Impact of elastic inhomogeneity on collective dynamical properties investigated by field theoretical description in real space
Cunyuan Jiang
TL;DR
The paper addresses the origin of the Boson peak and related low-frequency vibrational anomalies in amorphous solids, challenging Debye-based interpretations. It adopts a real-space field-theoretic description of an inhomogeneous elastic medium and solves the Green's function problem numerically, enabling direct visualization of local DOS. The main findings show that elastic inhomogeneity causes selective scattering of short-wavelength modes, elevating the low-frequency DOS and shifting the Boson peak to ω_BP ∼ $\bar{\kappa}^{1/2}/(2L)$, where L is the correlation length; moreover, vibrational inhomogeneity emerges as highly excited spots in soft regions, visible in real space.
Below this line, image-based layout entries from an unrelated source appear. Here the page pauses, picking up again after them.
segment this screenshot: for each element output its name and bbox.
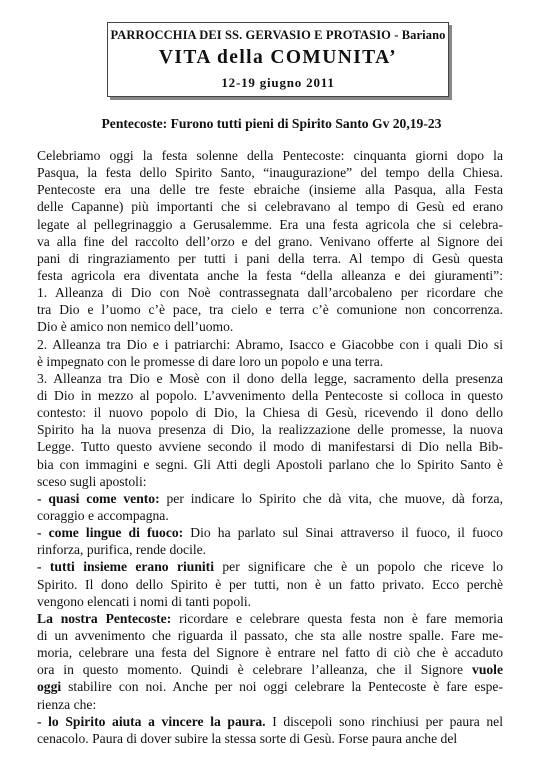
body-line xyxy=(37,627,503,644)
bold-phrase: La nostra Pentecoste: xyxy=(37,610,172,626)
body-line xyxy=(37,473,503,490)
bold-phrase: - tutti insieme erano riuniti xyxy=(37,559,214,575)
newsletter-title: VITA della COMUNITA’ xyxy=(158,47,398,68)
body-text: ricordare e celebrare questa festa non è fare memoria xyxy=(171,610,503,626)
body-text: festa agricola era diventata anche la festa “della alleanza e dei giuramenti”: xyxy=(37,267,503,283)
body-text: Legge. Tutto questo avviene secondo il modo di manifestarsi di Dio nella Bib- xyxy=(37,439,503,455)
body-text: ora in questo momento. Quindi è celebrare l’alleanza, che il Signore xyxy=(37,662,473,678)
body-text: rienza che: xyxy=(37,696,97,712)
body-line xyxy=(37,336,503,353)
body-text: 3. Alleanza tra Dio e Mosè con il dono della legge, sacramento della presenza xyxy=(37,370,503,386)
body-text: Spirito. Il dono dello Spirito è per tutti, non è un fatto privato. Ecco perchè xyxy=(37,576,503,592)
body-line xyxy=(37,404,503,421)
body-text: vengono elencati i nomi di tanti popoli. xyxy=(37,593,252,609)
body-line xyxy=(37,661,503,678)
body-line xyxy=(37,267,503,284)
body-line xyxy=(37,233,503,250)
body-line xyxy=(37,250,503,267)
body-line xyxy=(37,713,503,730)
body-text: 1. Alleanza di Dio con Noè contrassegnata dall’arcobaleno per ricordare che xyxy=(37,285,503,301)
body-text: delle Capanne) più importanti che si celebravano al tempo di Gesù ed erano xyxy=(37,199,503,215)
body-text: Pasqua, la festa dello Spirito Santo, “inaugurazione” del tempo della Chiesa. xyxy=(37,165,503,181)
body-line xyxy=(37,610,503,627)
body-text: stabilire con noi. Anche per noi oggi celebrare la Pentecoste è fare espe- xyxy=(61,679,503,695)
body-text: cenacolo. Paura di dover subire la stessa sorte di Gesù. Forse paura anche del xyxy=(37,730,458,746)
bold-phrase: - lo Spirito aiuta a vincere la paura. xyxy=(37,713,266,729)
body-line xyxy=(37,284,503,301)
body-line xyxy=(37,558,503,575)
header-box xyxy=(107,22,449,97)
body-line xyxy=(37,421,503,438)
body-text: 2. Alleanza tra Dio e i patriarchi: Abramo, Isacco e Giacobbe con i quali Dio si xyxy=(37,336,503,352)
body-line xyxy=(37,696,503,713)
body-text: tra Dio e l’uomo c’è pace, tra cielo e terra c’è comunione non concorrenza. xyxy=(37,302,503,318)
parish-name: PARROCCHIA DEI SS. GERVASIO E PROTASIO - Bariano xyxy=(110,28,446,42)
body-line xyxy=(37,216,503,233)
body-line xyxy=(37,456,503,473)
body-text: per significare che è un popolo che riceve lo xyxy=(213,559,503,575)
body-line xyxy=(37,370,503,387)
body-line xyxy=(37,438,503,455)
body-line xyxy=(37,301,503,318)
body-line xyxy=(37,524,503,541)
body-text: va alla fine del raccolto dell’orzo e del grano. Venivano offerte al Signore dei xyxy=(37,233,503,249)
body-text: coraggio e accompagna. xyxy=(37,507,169,523)
body-line xyxy=(37,730,503,747)
body-text: Celebriamo oggi la festa solenne della Pentecoste: cinquanta giorni dopo la xyxy=(37,148,503,163)
body-line xyxy=(37,507,503,524)
body-text: è impegnato con le promesse di dare loro un popolo e una terra. xyxy=(37,353,384,369)
body-text: Dio ha parlato sul Sinai attraverso il fuoco, il fuoco xyxy=(183,525,503,541)
body-text: moria, celebrare una festa del Signore è entrare nel fatto di ciò che è accaduto xyxy=(37,645,503,661)
bold-phrase: vuole xyxy=(472,662,503,678)
body-text: di Dio in mezzo al popolo. L’avvenimento della Pentecoste si colloca in questo xyxy=(37,387,503,403)
body-line xyxy=(37,181,503,198)
body-line xyxy=(37,318,503,335)
body-text: Spirito ha la nuova presenza di Dio, la realizzazione delle promesse, la nuova xyxy=(37,422,503,438)
body-line xyxy=(37,387,503,404)
body-line xyxy=(37,353,503,370)
body-text: legate al pellegrinaggio a Gerusalemme. Era una festa agricola che si celebra- xyxy=(37,216,503,232)
body-line xyxy=(37,576,503,593)
body-line xyxy=(37,147,503,164)
body-text: pani di ringraziamento per tutti i pani della terra. Al tempo di Gesù questa xyxy=(37,250,503,266)
article-body xyxy=(37,147,503,747)
bold-phrase: oggi xyxy=(37,679,62,695)
issue-dates: 12-19 giugno 2011 xyxy=(221,75,335,90)
article-headline: Pentecoste: Furono tutti pieni di Spirito Santo Gv 20,19-23 xyxy=(101,116,442,131)
body-line xyxy=(37,198,503,215)
bold-phrase: - quasi come vento: xyxy=(37,490,160,506)
body-text: Dio è amico non nemico dell’uomo. xyxy=(37,319,234,335)
body-line xyxy=(37,490,503,507)
bold-phrase: - come lingue di fuoco: xyxy=(37,525,184,541)
body-text: rinforza, purifica, rende docile. xyxy=(37,542,207,558)
body-text: di un avvenimento che riguarda il passato, che sta alle nostre spalle. Fare me- xyxy=(37,627,503,643)
body-text: per indicare lo Spirito che dà vita, che muove, dà forza, xyxy=(159,490,503,506)
body-line xyxy=(37,541,503,558)
body-text: contesto: il nuovo popolo di Dio, la Chiesa di Gesù, ricevendo il dono dello xyxy=(37,405,503,421)
body-text: bia con immagini e segni. Gli Atti degli Apostoli parlano che lo Spirito Santo è xyxy=(37,456,503,472)
body-line xyxy=(37,678,503,695)
body-text: Pentecoste era una delle tre feste ebraiche (insieme alla Pasqua, alla Festa xyxy=(37,182,503,198)
body-text: I discepoli sono rinchiusi per paura nel xyxy=(265,713,503,729)
body-line xyxy=(37,644,503,661)
body-line xyxy=(37,164,503,181)
body-line xyxy=(37,593,503,610)
body-text: sceso sugli apostoli: xyxy=(37,473,147,489)
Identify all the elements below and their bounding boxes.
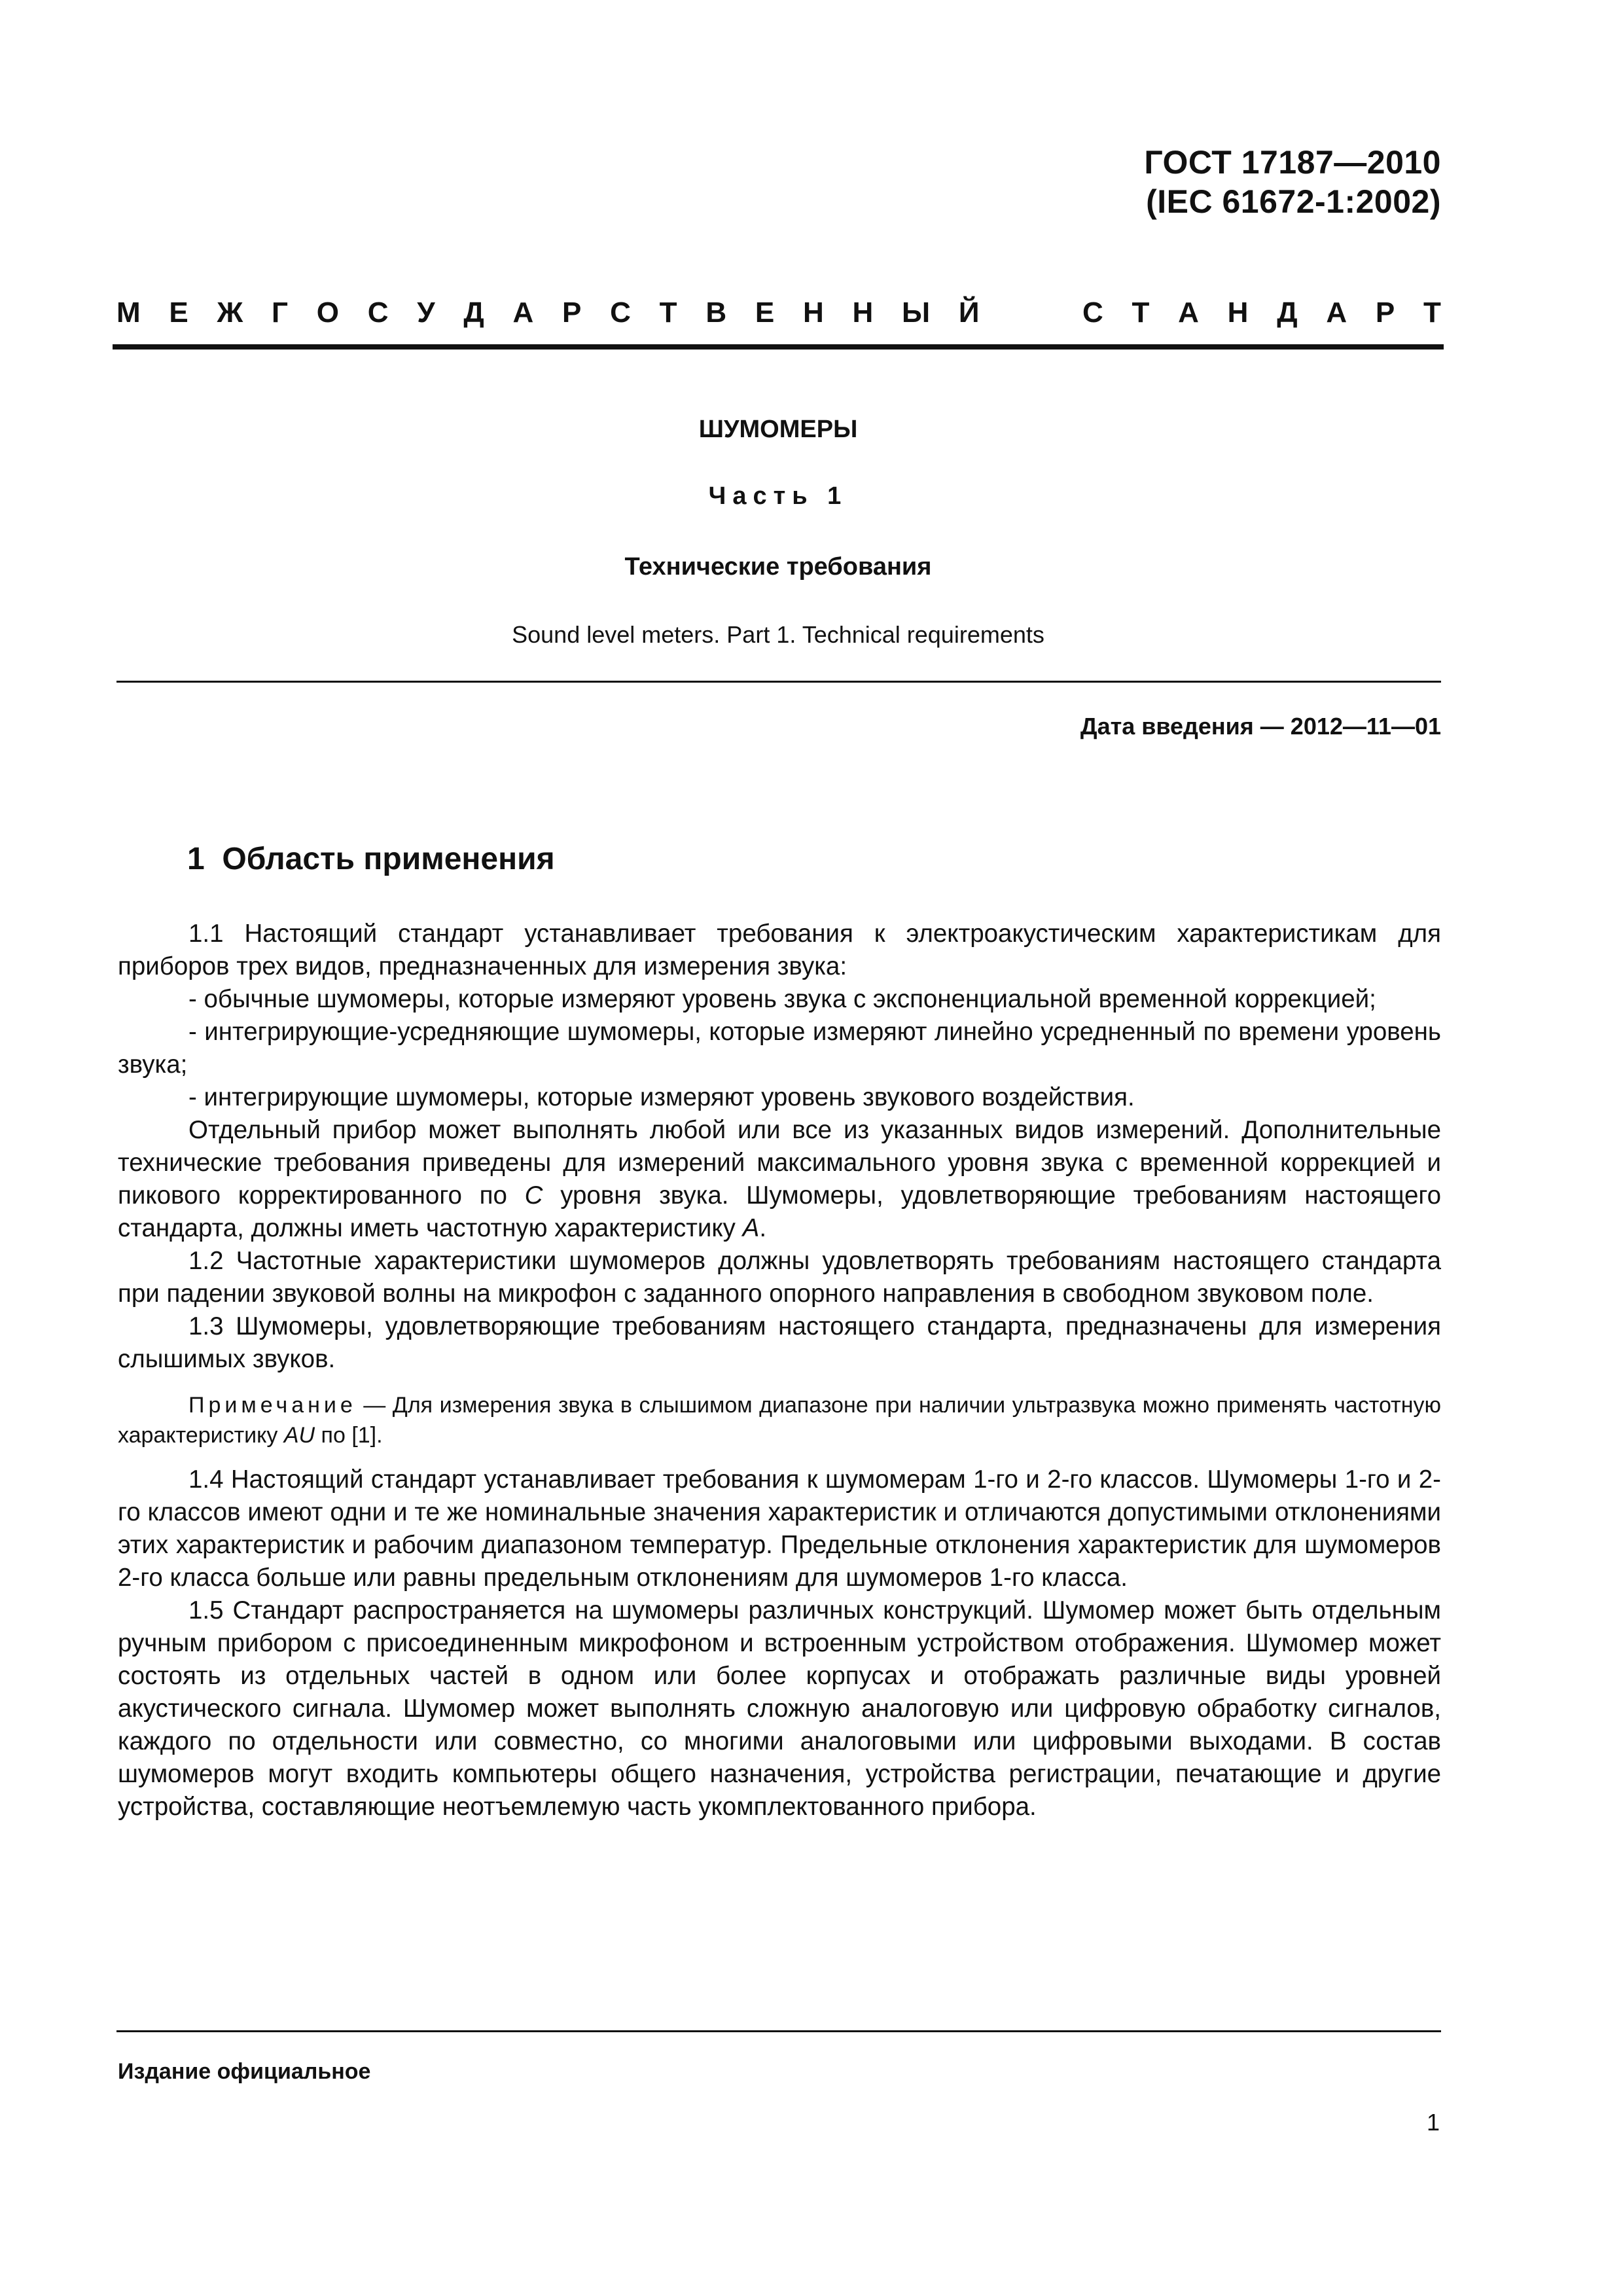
effective-date: Дата введения — 2012—11—01 bbox=[1080, 713, 1441, 740]
list-item: - интегрирующие-усредняющие шумомеры, которые измеряют линейно усредненный по времени уровень звука; bbox=[118, 1018, 1441, 1079]
italic-au: AU bbox=[283, 1423, 315, 1448]
section-body bbox=[118, 918, 1441, 1823]
banner-letter: Т bbox=[659, 296, 677, 329]
banner-letter: Д bbox=[463, 296, 484, 329]
list-item: - интегрирующие шумомеры, которые измеряют уровень звукового воздействия. bbox=[188, 1083, 1135, 1111]
section-number: 1 bbox=[187, 842, 205, 876]
iec-reference: (IEC 61672-1:2002) bbox=[1146, 183, 1441, 220]
banner-letter: Н bbox=[1227, 296, 1249, 329]
banner-letter: Р bbox=[562, 296, 582, 329]
italic-c: C bbox=[524, 1181, 543, 1210]
part-heading: Часть 1 bbox=[708, 482, 848, 510]
note-text: — Для измерения звука в слышимом диапазоне при наличии ультразвука можно применять частотную характеристику bbox=[118, 1393, 1441, 1448]
banner-letter: Т bbox=[1423, 296, 1441, 329]
paragraph-1-4: 1.4 Настоящий стандарт устанавливает требования к шумомерам 1-го и 2-го классов. Шумомеры 1-го и 2-го классов имеют одни и те же номинальные значения характеристик и отличаются допустимыми отклонениями этих характеристик и рабочим диапазоном температур. Предельные отклонения характеристик для шумомеров 2-го класса больше или равны предельным отклонениям для шумомеров 1-го класса. bbox=[118, 1465, 1441, 1592]
title-divider bbox=[116, 681, 1441, 683]
interstate-standard-banner bbox=[116, 293, 1441, 332]
banner-letter: В bbox=[705, 296, 727, 329]
banner-letter: А bbox=[512, 296, 534, 329]
document-subtitle: Технические требования bbox=[624, 553, 932, 581]
page-number: 1 bbox=[1426, 2109, 1440, 2136]
section-heading bbox=[187, 836, 555, 882]
paragraph-1-1: 1.1 Настоящий стандарт устанавливает требования к электроакустическим характеристикам для приборов трех видов, предназначенных для измерения звука: bbox=[118, 920, 1441, 980]
banner-letter: У bbox=[417, 296, 435, 329]
banner-letter: Ы bbox=[902, 296, 931, 329]
banner-letter: Т bbox=[1132, 296, 1150, 329]
banner-letter: Н bbox=[802, 296, 824, 329]
banner-letter: М bbox=[116, 296, 141, 329]
text-run: . bbox=[759, 1214, 767, 1242]
official-edition-label: Издание официальное bbox=[118, 2059, 371, 2084]
banner-letter: А bbox=[1178, 296, 1199, 329]
banner-word-gap bbox=[1008, 293, 1054, 332]
banner-letter: Е bbox=[755, 296, 775, 329]
document-title: ШУМОМЕРЫ bbox=[698, 416, 858, 443]
text-run: уровня звука. Шумомеры, удовлетворяющие требованиям настоящего стандарта, должны иметь частотную характеристику bbox=[118, 1181, 1441, 1242]
paragraph-1-2: 1.2 Частотные характеристики шумомеров должны удовлетворять требованиям настоящего стандарта при падении звуковой волны на микрофон с заданного опорного направления в свободном звуковом поле. bbox=[118, 1247, 1441, 1308]
banner-letter: Д bbox=[1277, 296, 1298, 329]
standard-number: ГОСТ 17187—2010 bbox=[1144, 144, 1441, 181]
note-text: по [1]. bbox=[315, 1423, 383, 1448]
paragraph-1-1-continued bbox=[118, 1114, 1441, 1245]
paragraph-1-3: 1.3 Шумомеры, удовлетворяющие требованиям настоящего стандарта, предназначены для измерения слышимых звуков. bbox=[118, 1312, 1441, 1373]
english-title: Sound level meters. Part 1. Technical requirements bbox=[512, 621, 1044, 648]
banner-letter: С bbox=[367, 296, 389, 329]
text-run: Отдельный прибор может выполнять любой или все из указанных видов измерений. Дополнительные технические требования приведены для измерений максимального уровня звука с временной коррекцией и пикового корректированного по bbox=[118, 1116, 1441, 1210]
banner-letter: О bbox=[316, 296, 339, 329]
standard-code-block bbox=[1144, 143, 1441, 221]
note-label: Примечание bbox=[188, 1393, 357, 1418]
banner-letter: С bbox=[1082, 296, 1103, 329]
footer-divider bbox=[116, 2030, 1441, 2032]
banner-letter: А bbox=[1326, 296, 1347, 329]
italic-a: A bbox=[742, 1214, 760, 1242]
banner-divider bbox=[113, 344, 1444, 350]
banner-letter: Ж bbox=[217, 296, 243, 329]
note bbox=[118, 1390, 1441, 1450]
banner-letter: Й bbox=[958, 296, 980, 329]
list-item: - обычные шумомеры, которые измеряют уровень звука с экспоненциальной временной коррекцией; bbox=[188, 985, 1376, 1013]
banner-letter: С bbox=[610, 296, 631, 329]
section-title: Область применения bbox=[222, 842, 555, 876]
banner-letter: Р bbox=[1375, 296, 1395, 329]
banner-letter: Н bbox=[852, 296, 874, 329]
banner-letter: Г bbox=[272, 296, 288, 329]
banner-letter: Е bbox=[169, 296, 188, 329]
paragraph-1-5: 1.5 Стандарт распространяется на шумомеры различных конструкций. Шумомер может быть отдельным ручным прибором с присоединенным микрофоном и встроенным устройством отображения. Шумомер может состоять из отдельных частей в одном или более корпусах и отображать различные виды уровней акустического сигнала. Шумомер может выполнять сложную аналоговую или цифровую обработку сигналов, каждого по отдельности или совместно, со многими аналоговыми или цифровыми выходами. В состав шумомеров могут входить компьютеры общего назначения, устройства регистрации, печатающие и другие устройства, составляющие неотъемлемую часть укомплектованного прибора. bbox=[118, 1596, 1441, 1821]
These results demonstrate that a BP-like excess can arise without a flat dispersion and provide a concrete link between mesoscopic elasticity, real-space vibrational structure, and particle-level observations, offering a bridge between continuum theory and experiments.
Abstract
Interpreting the vibrational properties of amorphous solids beyond Debye's theory is challenging due to the presence of inhomogeneity on the mesoscopic scale. In this work, we model this inhomogeneity by real-space fluctuating elasticity with a spatially correlated distribution and calculate the dynamical properties using an exact real-space field theoretical approach. Our results clarify that the excess low-frequency density of states (DOS) originates from a selective scattering effect (stronger scattering of short wavelengths) induced by elastic inhomogeneity. The visualization of the local DOS in real space reveals the existence of anomalous modes, highly excited spots, at low frequencies. The findings regarding these highly excited spots and the selectivity of the correlation length were missed in previous perturbative field approaches in wave-vector space, and they align with recent progress from particle-level simulations and experiments. These results provide concrete insights into the low-frequency vibrational anomaly of amorphous solids from the perspective of simple elastic inhomogeneity.